How well can the occupied French communicate with the occupying Nazis? The problems don’t end with the French speaking French while the Nazis speak German.
How well could the Dachau concentrated communicate with their concentrators? Could they even communicate that they were human?
How well can the Cheyenne on the Trail of Tears communicate with soldiers driving them on to their destruction?
How well can the Chicago protesters communicate with Daly’s cops? or with the Democratic conventioneers? How well with the silent majority?
How civilly could the cultivated Pope discuss theology with the rabid atheist? How about a cultured atheist and a rabid pope? How civilly could a cultivated Pope discuss theology with a cultivated atheist? Would the pope go to the atheist’s coffee shop? How could the atheist get into the Vatican?
How well could an M theorist discuss meta-dimensions with the cosmologist who gave us the turtle holding up Atlas?


I just separated this file from the parent. I’ll try to apportion some of this to independent titles in this subfolder.

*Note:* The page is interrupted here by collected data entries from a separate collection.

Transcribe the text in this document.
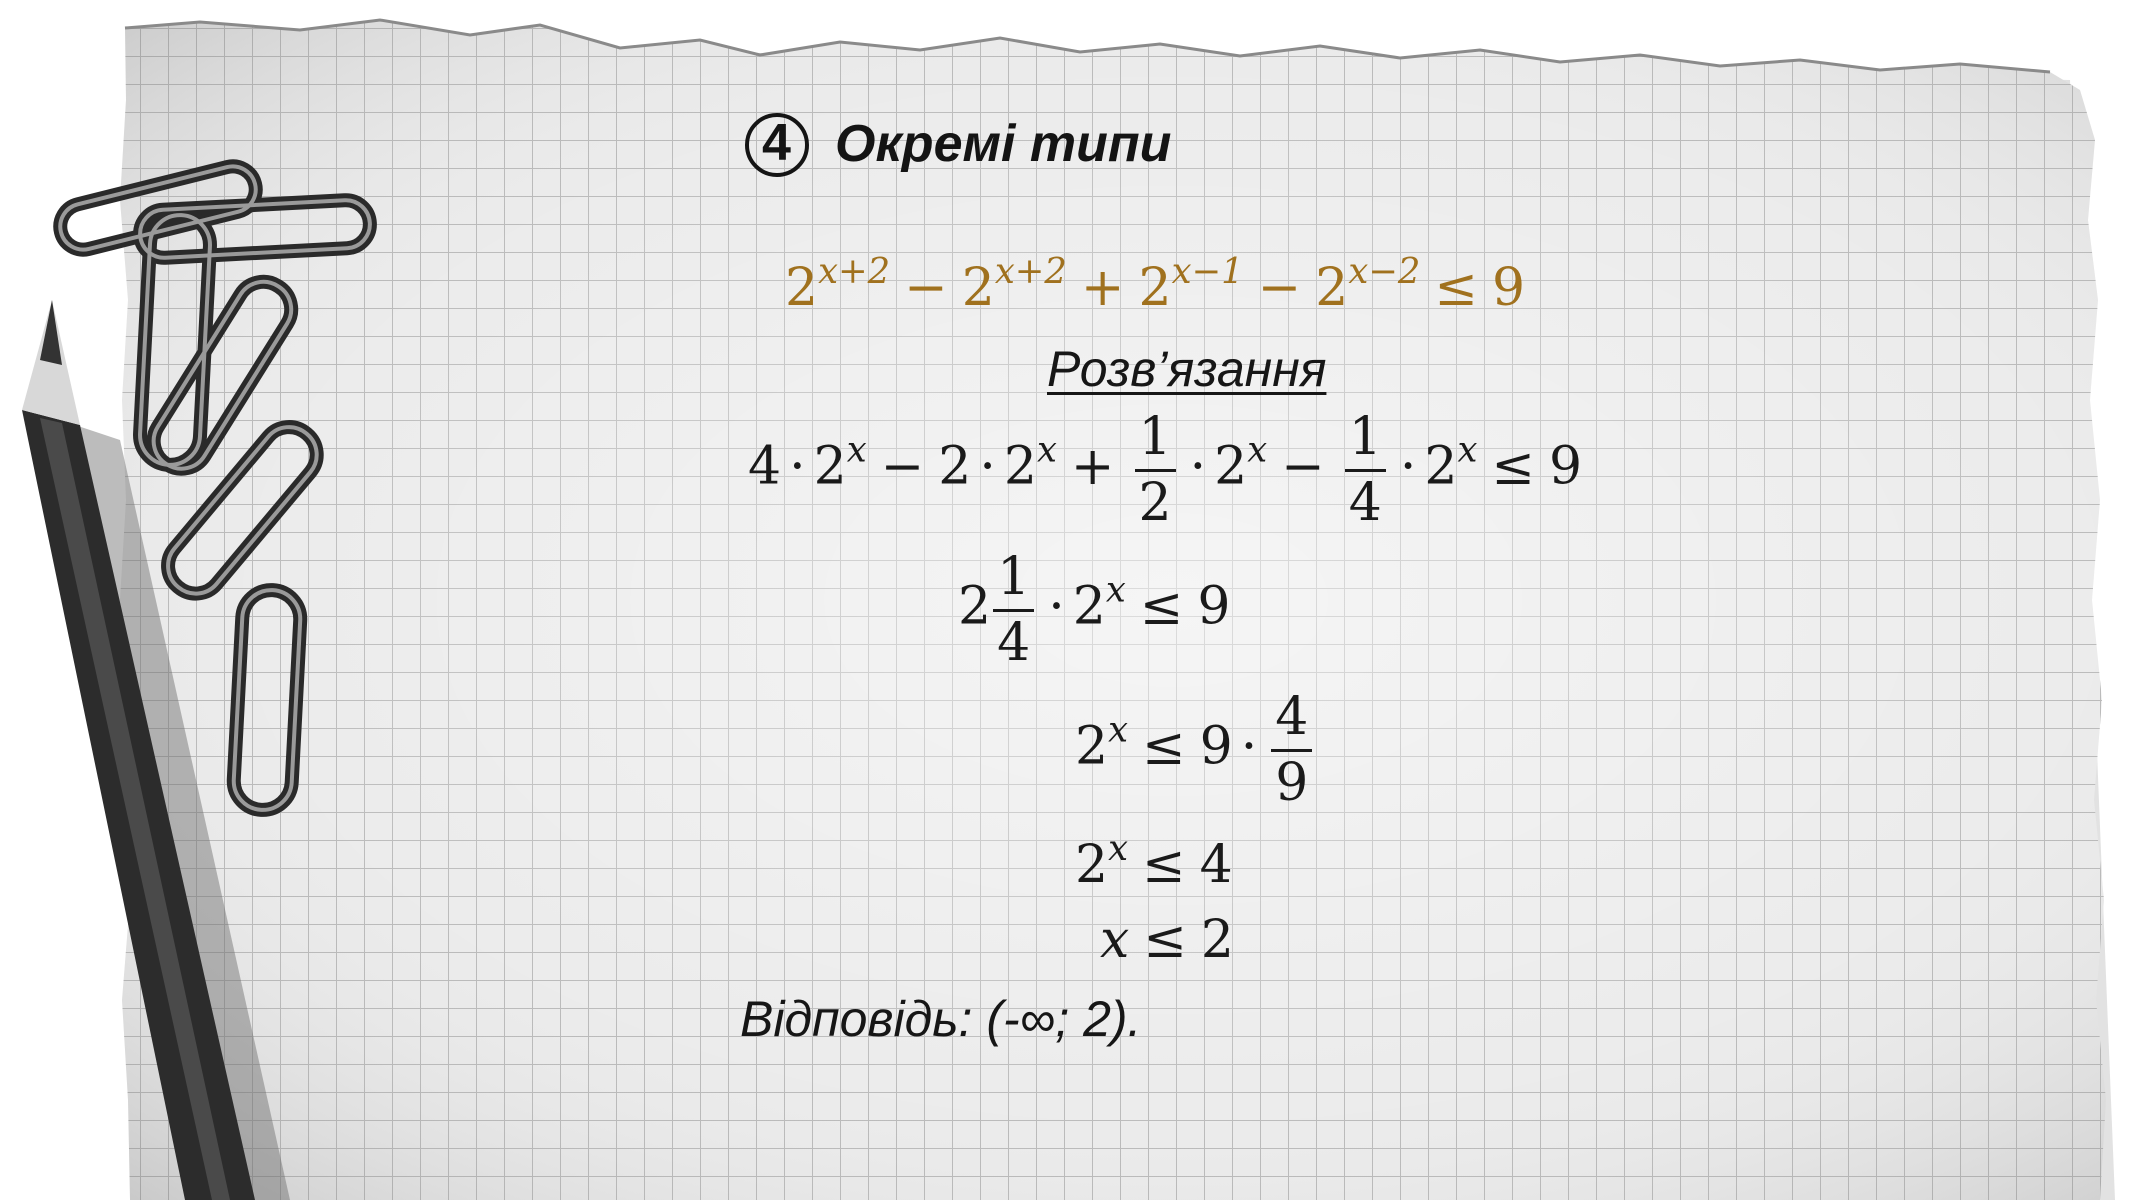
4 Окремі типи
$2^{x+2} - 2^{x+2} + 2^{x-1} - 2^{x-2} \le 9$
Розв’язання
$4 \cdot 2^x - 2 \cdot 2^x + \frac{1}{2} \cdot 2^x - \frac{1}{4} \cdot 2^x \le 9$
$2 \frac{1}{4} \cdot 2^x \le 9$
$2^x \le 9 \cdot \frac{4}{9}$
$2^x \le 4$
x ≤ 2
Відповідь: (-∞; 2).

The protagonist of JM Coetzee’s Disgrace finds the handbook for the Communications 101 course he unhappily teaches preposterous: Human society has created language in order that we may communicate our thoughts, feelings an dintentions to each other. [Christmas! shades of Jacques Barzun.] "His own opinion, which he does not air, is the the origins of speech lie in song, and the origins of song in the need to fill out with sound the overlarge and rather empty human soul."
I like that last part very well. Still, it’s nothing compared with my own views: or with the views of current gender evolution theory as per Geoffrey Miller in The Mating Mind.